Address comments. THX for review.

FreddyYe marked an inline comment as done.Oct 31 2022, 1:29 AM
FreddyYe added inline comments.
clang/lib/Headers/avx512vlbf16intrin.h
164

I think __builtin_ia32_vcvtneps2bf16128 is also a "right" name.

See builtin_ia32_vfmaddsubph256, builtin_ia32_minph256...

And I admit naming conventions of clang builtins as well as LLVM IR builtins are confusing right now.
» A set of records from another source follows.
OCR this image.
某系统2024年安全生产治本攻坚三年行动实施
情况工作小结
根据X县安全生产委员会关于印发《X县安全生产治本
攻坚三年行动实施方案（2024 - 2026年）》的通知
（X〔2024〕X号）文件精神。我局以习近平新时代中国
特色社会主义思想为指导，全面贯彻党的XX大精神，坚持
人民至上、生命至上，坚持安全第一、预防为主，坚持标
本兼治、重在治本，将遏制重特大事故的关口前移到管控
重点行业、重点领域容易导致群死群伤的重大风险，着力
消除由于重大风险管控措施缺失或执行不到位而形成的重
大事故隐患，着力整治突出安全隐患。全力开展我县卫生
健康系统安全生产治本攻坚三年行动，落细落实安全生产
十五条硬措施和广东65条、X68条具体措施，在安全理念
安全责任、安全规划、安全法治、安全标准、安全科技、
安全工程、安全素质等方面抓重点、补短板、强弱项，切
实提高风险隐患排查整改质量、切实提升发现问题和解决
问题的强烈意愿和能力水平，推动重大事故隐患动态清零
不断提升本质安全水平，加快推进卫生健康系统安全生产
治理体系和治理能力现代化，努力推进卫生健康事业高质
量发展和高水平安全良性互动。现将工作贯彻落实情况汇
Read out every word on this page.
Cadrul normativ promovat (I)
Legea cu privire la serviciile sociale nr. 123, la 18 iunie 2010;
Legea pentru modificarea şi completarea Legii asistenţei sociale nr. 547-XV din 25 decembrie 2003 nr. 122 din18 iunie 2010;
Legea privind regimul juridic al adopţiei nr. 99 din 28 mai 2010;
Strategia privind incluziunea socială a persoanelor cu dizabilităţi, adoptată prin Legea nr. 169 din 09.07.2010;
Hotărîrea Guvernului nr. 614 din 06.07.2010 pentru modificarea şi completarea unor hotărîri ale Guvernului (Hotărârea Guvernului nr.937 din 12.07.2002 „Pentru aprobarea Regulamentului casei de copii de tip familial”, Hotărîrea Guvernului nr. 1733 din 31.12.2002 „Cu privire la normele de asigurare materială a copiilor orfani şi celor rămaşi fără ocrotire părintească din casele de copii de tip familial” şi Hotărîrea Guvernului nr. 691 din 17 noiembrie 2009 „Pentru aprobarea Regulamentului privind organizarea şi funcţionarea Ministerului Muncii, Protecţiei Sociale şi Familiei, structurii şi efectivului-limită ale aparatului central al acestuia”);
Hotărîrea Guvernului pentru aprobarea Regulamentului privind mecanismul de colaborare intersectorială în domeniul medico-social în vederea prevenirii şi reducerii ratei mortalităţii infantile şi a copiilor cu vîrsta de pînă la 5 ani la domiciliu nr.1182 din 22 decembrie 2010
pengfei added inline comments.Oct 31 2022, 2:12 AM
clang/lib/Headers/avx512vlbf16intrin.h
164

The problem here is 16128 is a bit confusing, a _ breaks it into 2 number.
But I'm not insist on it :)

FreddyYe marked an inline comment as done.Oct 31 2022, 6:56 AM
FreddyYe added inline comments.
clang/lib/Headers/avx512vlbf16intrin.h
164

I did a try but found __builtin_ia32_cvtneps2bf16_256 existed for avx512bf16, and it's used for mask intrinsic lowering currently. What about not change this time? We can do a refine patch later for avx512bf16 builtins since they also have some redundant FE/codegen logics for 256/512 mask intrinsics.

LGTM.

clang/lib/Headers/avx512vlbf16intrin.h
164

No problem.

llvm/test/CodeGen/X86/avxneconvert-intrinsics-shared.ll
3

Remove -O0

llvm/test/CodeGen/X86/avxneconvert-intrinsics.ll
3

ditto.

pengfei accepted this revision.Oct 31 2022, 7:46 AM
This revision is now accepted and ready to land.Oct 31 2022, 7:46 AM
This revision was landed with ongoing or failed builds.Oct 31 2022, 8:43 AM
This revision was automatically updated to reflect the committed changes.
FreddyYe marked an inline comment as done.